A nursery, a food warehouse and an Orthodox Church — there is little civilian infrastructure in Irpin that has been spared from Russia’s brutal assault. The people who are fleeing their homes face an uncertain future; they do not know if they will ever be able to go back; they do not know if there will ever be anything to go back to. Russia’s objective is to break Ukrainians’ resolve by targeting civilians and civilian infrastructure. It is the same model they employed in Chechnya and Syria, and it is the same model they will continue to employ until they are defeated militarily.

For our part, we were lucky to have made it to Irpin alive. On our route toward the town, three other journalists and I traveled with our driver along a route we believed to have been safe; other journalists had journeyed along that same road only a day earlier.

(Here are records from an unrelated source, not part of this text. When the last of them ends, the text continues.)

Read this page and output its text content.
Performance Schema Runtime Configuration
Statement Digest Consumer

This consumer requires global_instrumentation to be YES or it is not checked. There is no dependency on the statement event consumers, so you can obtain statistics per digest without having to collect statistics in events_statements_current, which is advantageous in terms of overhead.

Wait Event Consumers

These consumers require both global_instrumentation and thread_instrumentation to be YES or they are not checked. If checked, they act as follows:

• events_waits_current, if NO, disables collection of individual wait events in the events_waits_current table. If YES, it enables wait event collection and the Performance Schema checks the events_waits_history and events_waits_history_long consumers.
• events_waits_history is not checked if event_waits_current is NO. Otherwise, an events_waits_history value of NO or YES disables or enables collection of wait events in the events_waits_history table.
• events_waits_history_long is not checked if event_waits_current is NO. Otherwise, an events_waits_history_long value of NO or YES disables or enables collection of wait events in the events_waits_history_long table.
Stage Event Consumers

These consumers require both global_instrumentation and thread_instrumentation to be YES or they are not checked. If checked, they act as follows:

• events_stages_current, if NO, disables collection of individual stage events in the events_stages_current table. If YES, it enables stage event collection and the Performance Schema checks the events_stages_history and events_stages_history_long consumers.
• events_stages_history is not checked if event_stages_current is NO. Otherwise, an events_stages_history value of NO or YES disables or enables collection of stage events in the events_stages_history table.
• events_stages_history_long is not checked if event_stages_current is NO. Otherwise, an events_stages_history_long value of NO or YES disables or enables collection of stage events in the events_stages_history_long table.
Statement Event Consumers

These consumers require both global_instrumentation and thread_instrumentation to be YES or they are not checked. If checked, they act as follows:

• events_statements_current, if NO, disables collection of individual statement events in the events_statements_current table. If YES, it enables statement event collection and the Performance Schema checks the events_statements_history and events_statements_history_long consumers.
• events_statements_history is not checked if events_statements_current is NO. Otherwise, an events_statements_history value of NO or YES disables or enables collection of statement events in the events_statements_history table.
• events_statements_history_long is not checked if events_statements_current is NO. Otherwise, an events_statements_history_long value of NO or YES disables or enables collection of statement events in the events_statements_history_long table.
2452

However, rather than encountering a Ukrainian military checkpoint, we were instead confronted by the sight of a military unit from Russia’s airborne forces, otherwise known as the VDV. The men wore white armbands and orange-and-black St. George’s ribbons; their BMP-2M marked with a painted “V” was parked in the middle of the road. It had its machine gun pointed directly at our vehicle.

The Russians seemed as bewildered to see us as we them — our car clearly marked with the word “PRESS” in letters fashioned out of yellow gaffer tape. If not for the quick and calm decision-making of our driver, Roman, who slowly turned the vehicle around and drove away before the troops had time to decide to detain us, we may never have made it to Irpin at all.

Days earlier, Sky News’ Stuart Ramsay and his team were ambushed and shot in similar circumstances on a road just outside of Kyiv. Video footage recently published online has shown Russian soldiers clearly targeting civilian vehicles with the intention of killing the passengers.

We will probably never know why we were allowed to turn our vehicle around when so many civilians have been mercilessly targeted by Russian aggression. What we do know after witnessing the carnage in Irpin is that there can be no room for doubt as to what Russia’s military objectives are: to inflict unrestrained violence against the softest of targets, with the intention of destroying Ukraine’s will to resist.

But even amid the devastation on Irpin’s bridge of death, the survivors who made their way past the collection of foreign journalists who stood alongside were still strong enough to share brief jokes with us and one another. Ukraine’s infrastructure may end up shattered and destroyed, but the Ukrainian people continue to show their defiance and steadfastness in the face of unspeakable brutality.

It is unclear how Russian President Vladimir Putin can win a war, even a war fought with relentless barbarism against Ukraine’s innocent population, when those people simply refuse to be broken.